Diagnosis of multiple system atrophy is suspected clinically, based on the combination of autonomic insufficiency and parkinsonism or cerebellar symptoms. Similar symptoms may result from Parkinson disease, Lewy body dementia, pure autonomic failure, autonomic neuropathies, progressive supranuclear palsy, multiple cerebral infarcts, or drug-induced parkinsonism.
No diagnostic test is definitive, but some (eg, MRI, nuclear imaging with 123I-metaiodobenzylguanidine [MIBG], autonomic tests) help confirm clinical suspicion of multiple system atrophy—for example, if
There is no specific treatment for multiple system atrophy, but symptoms are managed as follows:
Orthostatic hypotension: Treatment includes intravascular volume expansion with salt and water supplementation and sometimes fludrocortisone 0.1 to 0.4 mg po once/day. Use of compression garments for the lower body (eg, abdominal binder, compression stockings) and alpha-adrenoreceptor stimulation with midodrine 10 mg po tid may help. However, midodrine also increases peripheral vascular resistance and supine BP, which may be problematic. Raising the head of the bed about 10 cm reduces nocturnal polyuria and supine hypertension and may reduce morning orthostatic hypotension. Alternatively, droxidopa may be used; its action is similar to that of midodrine, but duration of action is longer.
Parkinsonism: Levodopa/carbidopa 25/100 mg po at bedtime may be tried to relieve rigidity and other parkinsonian symptoms, but this combination is usually ineffective or provides modest benefit.
Urinary incontinence: If the cause is detrusor hyperreflexia, oxybutynin chloride 5 mg po tid or tolterodine 2 mg po bid may be used. Tamsulosin 0.4 to 0.8 mg once/day may be effective for urinary urgency. Alternatively, the beta-3 adrenergic agonist mirabegron 25 to 50 mg once/day can be used; unlike tamsulosin, mirabegron does not worsen orthostatic hypotension.

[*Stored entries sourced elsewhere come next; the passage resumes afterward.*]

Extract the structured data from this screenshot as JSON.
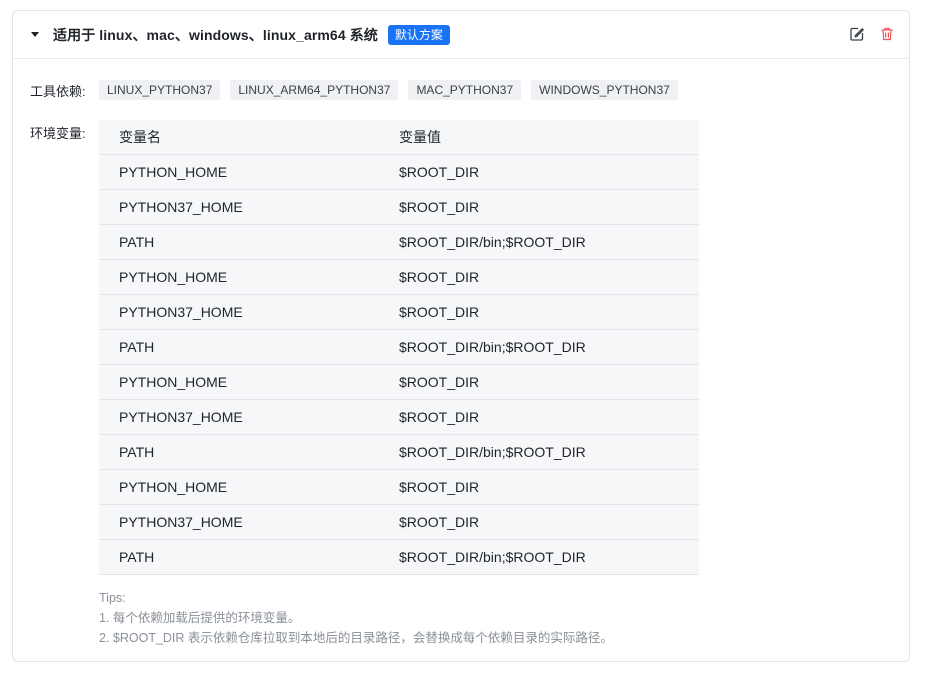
{
  "header": {
    "title": "适用于 linux、mac、windows、linux_arm64 系统",
    "badge": "默认方案"
  },
  "deps": {
    "label": "工具依赖:",
    "items": [
      "LINUX_PYTHON37",
      "LINUX_ARM64_PYTHON37",
      "MAC_PYTHON37",
      "WINDOWS_PYTHON37"
    ]
  },
  "env": {
    "label": "环境变量:",
    "columns": [
      "变量名",
      "变量值"
    ],
    "rows": [
      [
        "PYTHON_HOME",
        "$ROOT_DIR"
      ],
      [
        "PYTHON37_HOME",
        "$ROOT_DIR"
      ],
      [
        "PATH",
        "$ROOT_DIR/bin;$ROOT_DIR"
      ],
      [
        "PYTHON_HOME",
        "$ROOT_DIR"
      ],
      [
        "PYTHON37_HOME",
        "$ROOT_DIR"
      ],
      [
        "PATH",
        "$ROOT_DIR/bin;$ROOT_DIR"
      ],
      [
        "PYTHON_HOME",
        "$ROOT_DIR"
      ],
      [
        "PYTHON37_HOME",
        "$ROOT_DIR"
      ],
      [
        "PATH",
        "$ROOT_DIR/bin;$ROOT_DIR"
      ],
      [
        "PYTHON_HOME",
        "$ROOT_DIR"
      ],
      [
        "PYTHON37_HOME",
        "$ROOT_DIR"
      ],
      [
        "PATH",
        "$ROOT_DIR/bin;$ROOT_DIR"
      ]
    ]
  },
  "tips": {
    "title": "Tips:",
    "lines": [
      "1. 每个依赖加载后提供的环境变量。",
      "2. $ROOT_DIR 表示依赖仓库拉取到本地后的目录路径，会替换成每个依赖目录的实际路径。"
    ]
  },
  "icons": {
    "edit": "edit-icon",
    "delete": "trash-icon",
    "collapse": "caret-down-icon"
  },
  "colors": {
    "accent": "#1a73f5",
    "danger": "#f0505a"
  }
}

Urinary retention: Many patients must self-catheterize their bladder.
Constipation: A high-fiber diet and stool softeners can be used; for refractory cases, enemas may be necessary.
Erectile dysfunction: Drugs such as sildenafil 50 mg po prn or tadalafil 2.5 to 5 mg once/day and various physical means can be used.

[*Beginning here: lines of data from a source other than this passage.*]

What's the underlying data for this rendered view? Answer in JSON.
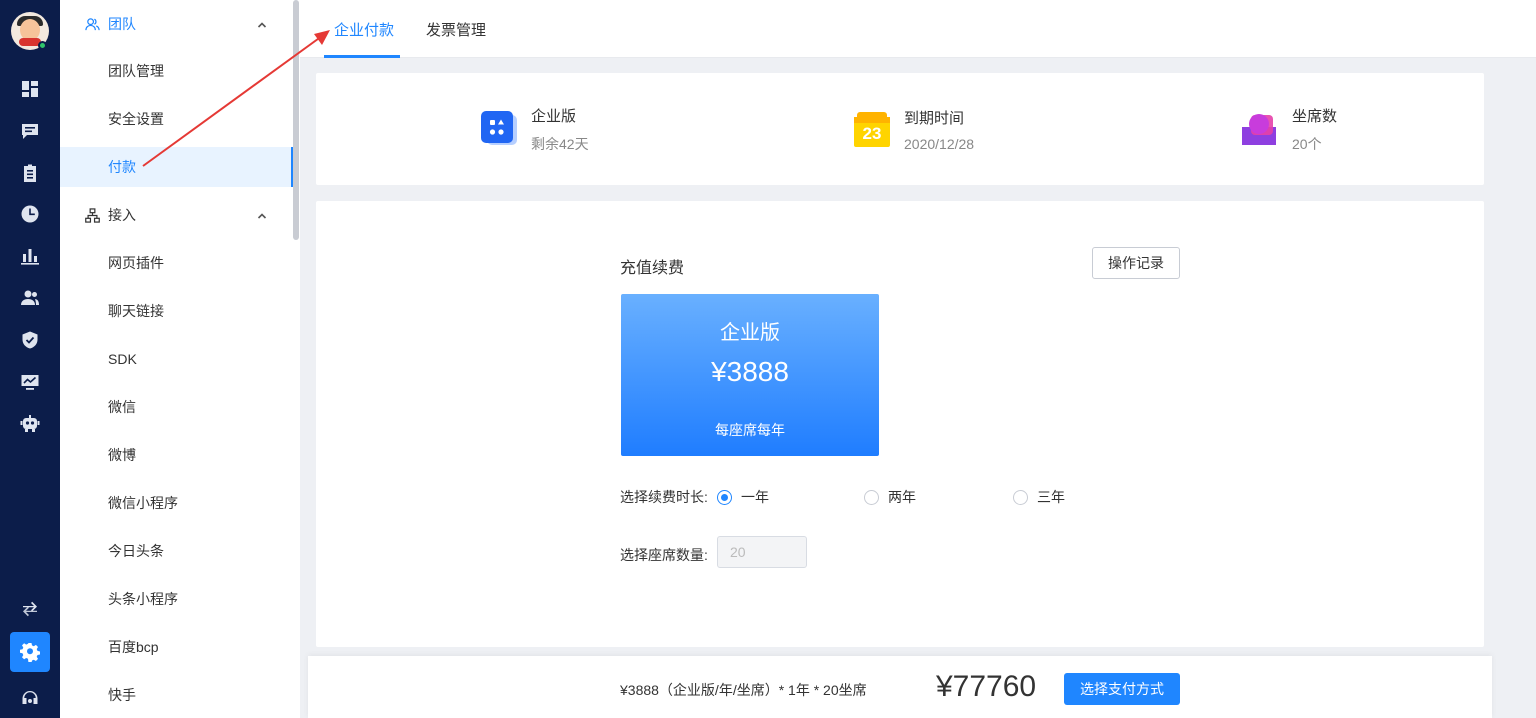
{
  "rail": {
    "icons": [
      "dashboard-icon",
      "chat-icon",
      "clipboard-icon",
      "clock-icon",
      "bar-chart-icon",
      "users-icon",
      "shield-icon",
      "monitor-icon",
      "robot-icon",
      "switch-icon",
      "settings-icon",
      "headset-icon"
    ],
    "active": "settings-icon"
  },
  "menu": {
    "groups": [
      {
        "label": "团队",
        "items": [
          "团队管理",
          "安全设置",
          "付款"
        ]
      },
      {
        "label": "接入",
        "items": [
          "网页插件",
          "聊天链接",
          "SDK",
          "微信",
          "微博",
          "微信小程序",
          "今日头条",
          "头条小程序",
          "百度bcp",
          "快手"
        ]
      }
    ],
    "active_item": "付款"
  },
  "tabs": [
    "企业付款",
    "发票管理"
  ],
  "active_tab": "企业付款",
  "stats": [
    {
      "label": "企业版",
      "sub": "剩余42天",
      "icon": "app-grid-icon"
    },
    {
      "label": "到期时间",
      "sub": "2020/12/28",
      "icon": "calendar-icon",
      "calendar_day": "23"
    },
    {
      "label": "坐席数",
      "sub": "20个",
      "icon": "seat-icon"
    }
  ],
  "recharge": {
    "title": "充值续费",
    "history_button": "操作记录",
    "plan": {
      "name": "企业版",
      "price": "¥3888",
      "unit": "每座席每年"
    },
    "duration_label": "选择续费时长:",
    "durations": [
      "一年",
      "两年",
      "三年"
    ],
    "selected_duration": "一年",
    "seat_label": "选择座席数量:",
    "seat_value": "20"
  },
  "footer": {
    "formula": "¥3888（企业版/年/坐席）* 1年 * 20坐席",
    "total": "¥77760",
    "pay_button": "选择支付方式"
  },
  "colors": {
    "accent": "#1f86ff",
    "rail_bg": "#0c1d4a",
    "annotation_arrow": "#e53935"
  }
}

Multiple system atrophy can include parkinsonian symptoms, cerebellar abnormalities, and autonomic insufficiency in various degrees of severity.
Diagnose this disorder based on clinical, autonomic, and MRI findings, but consider Parkinson disease, Lewy body dementia, pure autonomic failure, autonomic neuropathies, progressive supranuclear palsy, multiple cerebral infarcts, and drug-induced parkinsonism, which can all cause similar symptoms.
Use treatments specific for the symptoms present.